Canadian psychoanalyst (1928–2018)

Marion Jean Woodman (née Boa; August 15, 1928 – July 9, 2018) was a Canadian mythopoeic author, poet, analytical psychologist and women's movement figure. She wrote and spoke extensively about the dream theories of Carl Jung. Her works include Addiction to Perfection, The Pregnant Virgin and Bone: Dying into Life.

==Early life and education==

Woodman was born on August 15, 1928, in London, Ontario, the eldest of three children of Ila (née Phinn) and Andrew Boa, a clergyman. She loved being a minister's kid, describing her childhood in the early 1940s as "being the heart of the parsonage life - the daily routine of birth, marriage and death" in the 1977 Forest United Church history book. She completed a degree in English literature at the University of Western Ontario. Later in life she studied psychology at the C. G. Jung Institute in Zürich, Switzerland.

==Career==
Woodman taught high school English for more than twenty years. Suffering from anorexia, she took a sabbatical with her husband, a college professor, and traveled first to India and then to England, where she became interested in the theories of Carl Jung. She entered analysis with Jung's British colleague, E. A. Bennet. She subsequently enrolled in the C. G. Jung Institute in Zürich, and trained as an analyst.
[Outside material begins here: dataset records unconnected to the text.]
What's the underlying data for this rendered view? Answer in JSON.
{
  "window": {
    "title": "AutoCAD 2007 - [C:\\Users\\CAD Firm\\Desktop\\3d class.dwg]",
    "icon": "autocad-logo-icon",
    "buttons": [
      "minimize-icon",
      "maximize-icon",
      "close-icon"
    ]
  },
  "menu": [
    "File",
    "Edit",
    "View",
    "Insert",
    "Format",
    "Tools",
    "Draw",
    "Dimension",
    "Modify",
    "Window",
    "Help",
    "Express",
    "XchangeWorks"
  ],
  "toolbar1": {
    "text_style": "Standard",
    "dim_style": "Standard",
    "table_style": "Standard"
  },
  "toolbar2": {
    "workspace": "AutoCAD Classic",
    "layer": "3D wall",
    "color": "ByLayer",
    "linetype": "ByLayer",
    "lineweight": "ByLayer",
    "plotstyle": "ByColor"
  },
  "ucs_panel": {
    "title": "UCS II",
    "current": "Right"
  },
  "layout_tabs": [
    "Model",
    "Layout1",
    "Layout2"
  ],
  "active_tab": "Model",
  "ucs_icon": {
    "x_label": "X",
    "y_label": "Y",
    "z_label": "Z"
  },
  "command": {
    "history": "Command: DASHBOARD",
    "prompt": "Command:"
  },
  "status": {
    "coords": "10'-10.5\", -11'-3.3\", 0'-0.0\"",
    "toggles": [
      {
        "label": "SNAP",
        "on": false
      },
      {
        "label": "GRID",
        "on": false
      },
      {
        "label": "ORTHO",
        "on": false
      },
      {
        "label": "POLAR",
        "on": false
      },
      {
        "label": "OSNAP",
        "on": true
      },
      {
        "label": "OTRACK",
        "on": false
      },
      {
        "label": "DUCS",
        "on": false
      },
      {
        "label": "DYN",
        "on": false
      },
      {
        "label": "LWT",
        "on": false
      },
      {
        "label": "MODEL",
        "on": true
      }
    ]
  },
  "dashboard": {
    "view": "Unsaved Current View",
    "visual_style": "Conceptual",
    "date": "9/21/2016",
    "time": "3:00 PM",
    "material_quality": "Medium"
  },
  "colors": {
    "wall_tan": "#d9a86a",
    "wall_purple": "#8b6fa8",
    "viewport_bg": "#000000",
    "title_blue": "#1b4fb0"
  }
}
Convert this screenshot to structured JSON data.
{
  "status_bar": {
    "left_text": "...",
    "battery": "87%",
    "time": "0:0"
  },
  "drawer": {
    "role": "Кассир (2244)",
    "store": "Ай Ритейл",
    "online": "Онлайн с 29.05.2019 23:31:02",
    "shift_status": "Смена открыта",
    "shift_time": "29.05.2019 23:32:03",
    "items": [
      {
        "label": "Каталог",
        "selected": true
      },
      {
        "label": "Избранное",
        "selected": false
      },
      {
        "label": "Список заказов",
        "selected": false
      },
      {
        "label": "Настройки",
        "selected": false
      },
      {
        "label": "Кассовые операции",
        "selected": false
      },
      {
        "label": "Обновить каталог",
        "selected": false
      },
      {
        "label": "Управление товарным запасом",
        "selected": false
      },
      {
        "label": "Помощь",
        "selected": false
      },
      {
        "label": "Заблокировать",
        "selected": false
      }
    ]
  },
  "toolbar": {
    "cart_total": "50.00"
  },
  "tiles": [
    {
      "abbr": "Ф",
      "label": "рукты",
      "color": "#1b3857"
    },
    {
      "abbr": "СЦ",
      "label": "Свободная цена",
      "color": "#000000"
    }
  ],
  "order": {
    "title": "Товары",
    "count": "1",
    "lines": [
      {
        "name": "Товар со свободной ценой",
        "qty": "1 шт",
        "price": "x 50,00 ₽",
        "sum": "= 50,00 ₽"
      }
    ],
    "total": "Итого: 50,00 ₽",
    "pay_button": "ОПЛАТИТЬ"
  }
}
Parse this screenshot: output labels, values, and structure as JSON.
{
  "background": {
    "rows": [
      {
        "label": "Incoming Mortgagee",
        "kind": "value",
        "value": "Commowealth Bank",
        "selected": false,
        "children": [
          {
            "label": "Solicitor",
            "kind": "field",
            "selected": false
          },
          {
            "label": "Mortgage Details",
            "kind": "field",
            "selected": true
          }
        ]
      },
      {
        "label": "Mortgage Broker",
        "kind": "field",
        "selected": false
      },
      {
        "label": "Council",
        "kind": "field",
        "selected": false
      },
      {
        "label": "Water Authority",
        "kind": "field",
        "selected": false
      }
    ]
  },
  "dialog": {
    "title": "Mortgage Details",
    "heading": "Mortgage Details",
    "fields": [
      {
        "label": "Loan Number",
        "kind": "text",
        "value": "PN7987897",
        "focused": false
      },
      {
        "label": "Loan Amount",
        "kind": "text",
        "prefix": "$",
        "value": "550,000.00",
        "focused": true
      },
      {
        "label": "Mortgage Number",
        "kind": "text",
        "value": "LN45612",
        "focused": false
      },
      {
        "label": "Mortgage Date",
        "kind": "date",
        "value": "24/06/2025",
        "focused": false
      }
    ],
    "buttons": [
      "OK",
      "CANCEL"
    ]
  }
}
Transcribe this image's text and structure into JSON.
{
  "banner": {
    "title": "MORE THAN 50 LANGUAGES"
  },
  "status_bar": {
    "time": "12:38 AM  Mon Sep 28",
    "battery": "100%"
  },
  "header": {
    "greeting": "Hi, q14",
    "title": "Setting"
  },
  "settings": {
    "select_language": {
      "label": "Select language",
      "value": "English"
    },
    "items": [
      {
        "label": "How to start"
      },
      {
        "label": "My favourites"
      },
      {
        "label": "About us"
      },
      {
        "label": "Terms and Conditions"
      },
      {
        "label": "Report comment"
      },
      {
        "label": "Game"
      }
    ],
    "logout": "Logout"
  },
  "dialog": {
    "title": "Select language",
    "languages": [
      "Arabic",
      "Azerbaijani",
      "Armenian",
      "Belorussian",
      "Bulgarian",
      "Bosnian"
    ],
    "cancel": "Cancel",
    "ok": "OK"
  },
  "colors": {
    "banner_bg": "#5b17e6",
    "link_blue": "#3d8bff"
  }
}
In 1982, Woodman wrote a book about analytic psychology, Addiction to Perfection, which was published by the new company, Inner City Books, set up by her colleague Daryl Sharp.

Woodman continued to write on the subject of feminine psychology, focusing on psyche and soma. She has also lectured internationally. She has written collaboratively with Thomas Moore, Jill Mellick and Robert Bly.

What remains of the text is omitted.